The Fed acquired 7 of the 27 maturities listed for possible purchase. The securities mature from November 2016 to May 2017, the New York Fed said in a statement today.
The purchases brought the total to $6.16 billion since policy makers began the program on Aug. 17, the first outright acquisition of U.S. debt by the Fed since October. The central bank is seeking to keep debt in the System Open Market Account, or SOMA, at about $2.054 trillion by using the proceeds of principal payments from agency mortgage-backed securities and agency debt holdings while not exceeding its threshold for any one maturity.

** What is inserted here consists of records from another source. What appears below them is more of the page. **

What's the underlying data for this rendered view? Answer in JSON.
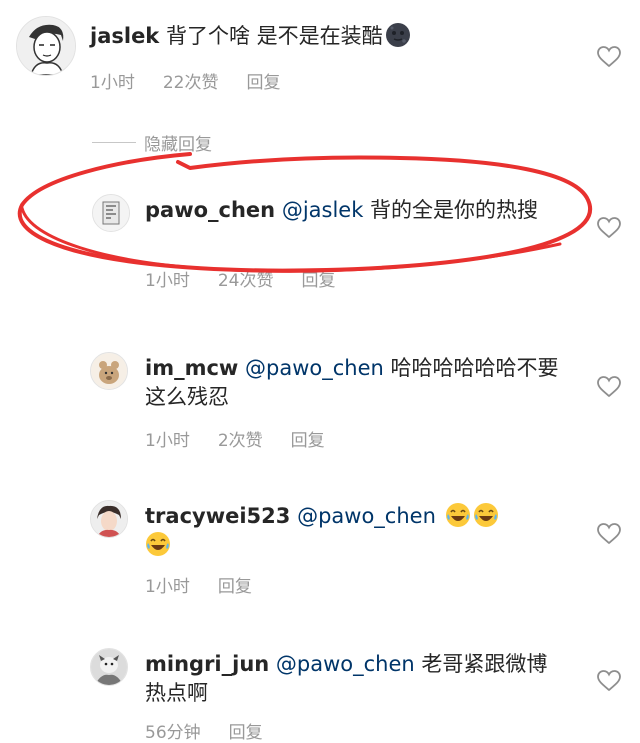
{
  "comments": [
    {
      "username": "jaslek",
      "mention": "",
      "text": " 背了个啥 是不是在装酷",
      "time": "1小时",
      "likes": "22次赞",
      "reply_label": "回复",
      "emoji": "dark-moon-face"
    },
    {
      "username": "pawo_chen",
      "mention": "@jaslek",
      "text": " 背的全是你的热搜",
      "time": "1小时",
      "likes": "24次赞",
      "reply_label": "回复"
    },
    {
      "username": "im_mcw",
      "mention": "@pawo_chen",
      "text": " 哈哈哈哈哈哈不要这么残忍",
      "time": "1小时",
      "likes": "2次赞",
      "reply_label": "回复"
    },
    {
      "username": "tracywei523",
      "mention": "@pawo_chen",
      "text": "",
      "time": "1小时",
      "likes": "",
      "reply_label": "回复",
      "emoji": "face-with-tears-of-joy"
    },
    {
      "username": "mingri_jun",
      "mention": "@pawo_chen",
      "text": " 老哥紧跟微博热点啊",
      "time": "56分钟",
      "likes": "",
      "reply_label": "回复"
    }
  ],
  "hide_replies_label": "隐藏回复",
  "colors": {
    "mention": "#003569",
    "meta": "#999999",
    "annotation": "#e8312f"
  }
}
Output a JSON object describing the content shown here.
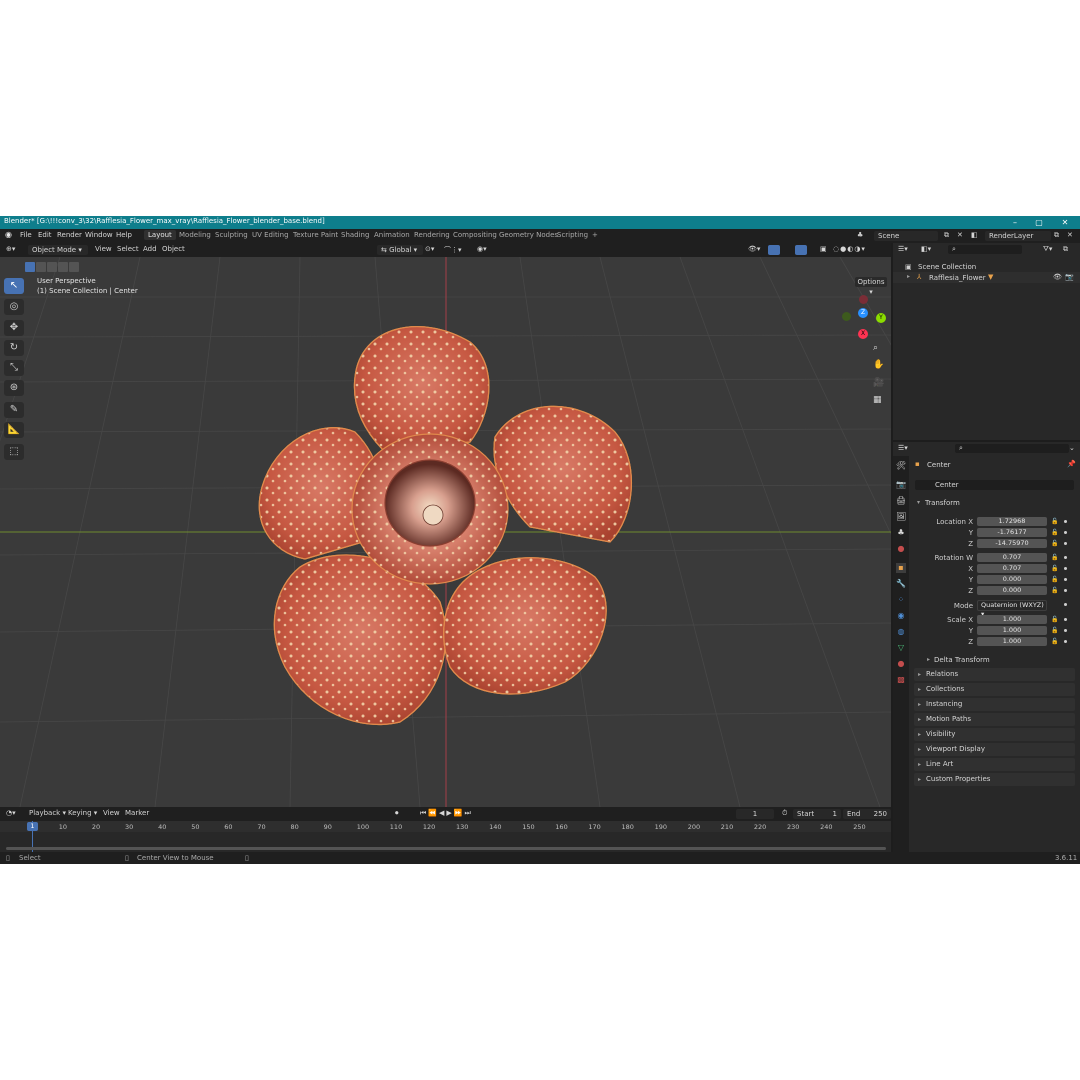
{
  "window": {
    "title": "Blender* [G:\\!!!conv_3\\32\\Rafflesia_Flower_max_vray\\Rafflesia_Flower_blender_base.blend]",
    "controls": [
      "–",
      "▢",
      "✕"
    ]
  },
  "menubar": {
    "menus": [
      "File",
      "Edit",
      "Render",
      "Window",
      "Help"
    ],
    "workspaces": [
      "Layout",
      "Modeling",
      "Sculpting",
      "UV Editing",
      "Texture Paint",
      "Shading",
      "Animation",
      "Rendering",
      "Compositing",
      "Geometry Nodes",
      "Scripting"
    ],
    "active_workspace": "Layout",
    "add_workspace": "+",
    "scene": "Scene",
    "view_layer": "RenderLayer"
  },
  "viewport_header": {
    "mode": "Object Mode",
    "menus": [
      "View",
      "Select",
      "Add",
      "Object"
    ],
    "orientation": "Global",
    "options": "Options"
  },
  "viewport": {
    "perspective": "User Perspective",
    "collection_info": "(1) Scene Collection | Center",
    "gizmo_axes": [
      "X",
      "Y",
      "Z"
    ]
  },
  "outliner": {
    "root": "Scene Collection",
    "items": [
      {
        "name": "Rafflesia_Flower"
      }
    ]
  },
  "properties": {
    "object_name": "Center",
    "data_name": "Center",
    "transform_title": "Transform",
    "location": {
      "label": "Location X",
      "x": "1.72968",
      "y": "-1.76177",
      "z": "-14.75970"
    },
    "rotation": {
      "label": "Rotation W",
      "w": "0.707",
      "x": "0.707",
      "y": "0.000",
      "z": "0.000"
    },
    "axis_labels": {
      "x": "X",
      "y": "Y",
      "z": "Z"
    },
    "mode_label": "Mode",
    "mode_value": "Quaternion (WXYZ)",
    "scale": {
      "label": "Scale X",
      "x": "1.000",
      "y": "1.000",
      "z": "1.000"
    },
    "delta_transform": "Delta Transform",
    "panels": [
      "Relations",
      "Collections",
      "Instancing",
      "Motion Paths",
      "Visibility",
      "Viewport Display",
      "Line Art",
      "Custom Properties"
    ]
  },
  "timeline": {
    "menus": [
      "Playback",
      "Keying",
      "View",
      "Marker"
    ],
    "current_frame": "1",
    "start_label": "Start",
    "start": "1",
    "end_label": "End",
    "end": "250",
    "ticks": [
      "1",
      "10",
      "20",
      "30",
      "40",
      "50",
      "60",
      "70",
      "80",
      "90",
      "100",
      "110",
      "120",
      "130",
      "140",
      "150",
      "160",
      "170",
      "180",
      "190",
      "200",
      "210",
      "220",
      "230",
      "240",
      "250"
    ]
  },
  "statusbar": {
    "left": "Select",
    "middle": "Center View to Mouse",
    "version": "3.6.11"
  },
  "colors": {
    "accent": "#4772b3",
    "titlebar": "#0e7e8c",
    "petal": "#c95b45",
    "x_axis": "#ff3352",
    "y_axis": "#8bdc00",
    "z_axis": "#2890ff"
  }
}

“They’re avoiding issues that they have significant holdings in,” said Ian Lyngen, a government bond strategist at CRT Capital Group LLC in Stamford, Connecticut. “The exclusions list maps almost perfectly with the issues they have 35 percent or near 35 percent holdings in.”
Treasury two-year note yields fell to a record low of 0.4715 percent after the Philadelphia Fed’s general economic index unexpectedly dropped in August, signaling the manufacturing rebound is slowing. The benchmark 10-year note climbed for a second day, pushing the yield as low as 2.56 percent.
“The big story is we had the higher-than-expected initial jobless claims, accented by the unexpected decline in the Philadelphia Fed index,” Lyngen said. “If anything, this adds to the bullish case for Treasuries and that’s pushed yields even lower.”
Dealers tendered $21.89 billion in securities today, compared with $20.95 billion on Aug. 17, according to the New York Fed’s website.
The Fed last week announced nine outright purchase operations, including one for Treasury Inflation Protected Securities, for the month ended Sept. 13, for an estimated $18 billion. The Fed will report its purchase schedule in one-month increments, with amounts based on the principal payments from the Fed’s agency debt and agency mortgage-backed securities.
The Fed maintains a 35 percent per security limit of the amount outstanding for each specific Treasury it holds in the account. The central bank makes the securities available for loan to dealers against Treasury general collateral on an overnight basis. Dealers bid in a multiple-price auction held every day at noon New York time through its securities lending program.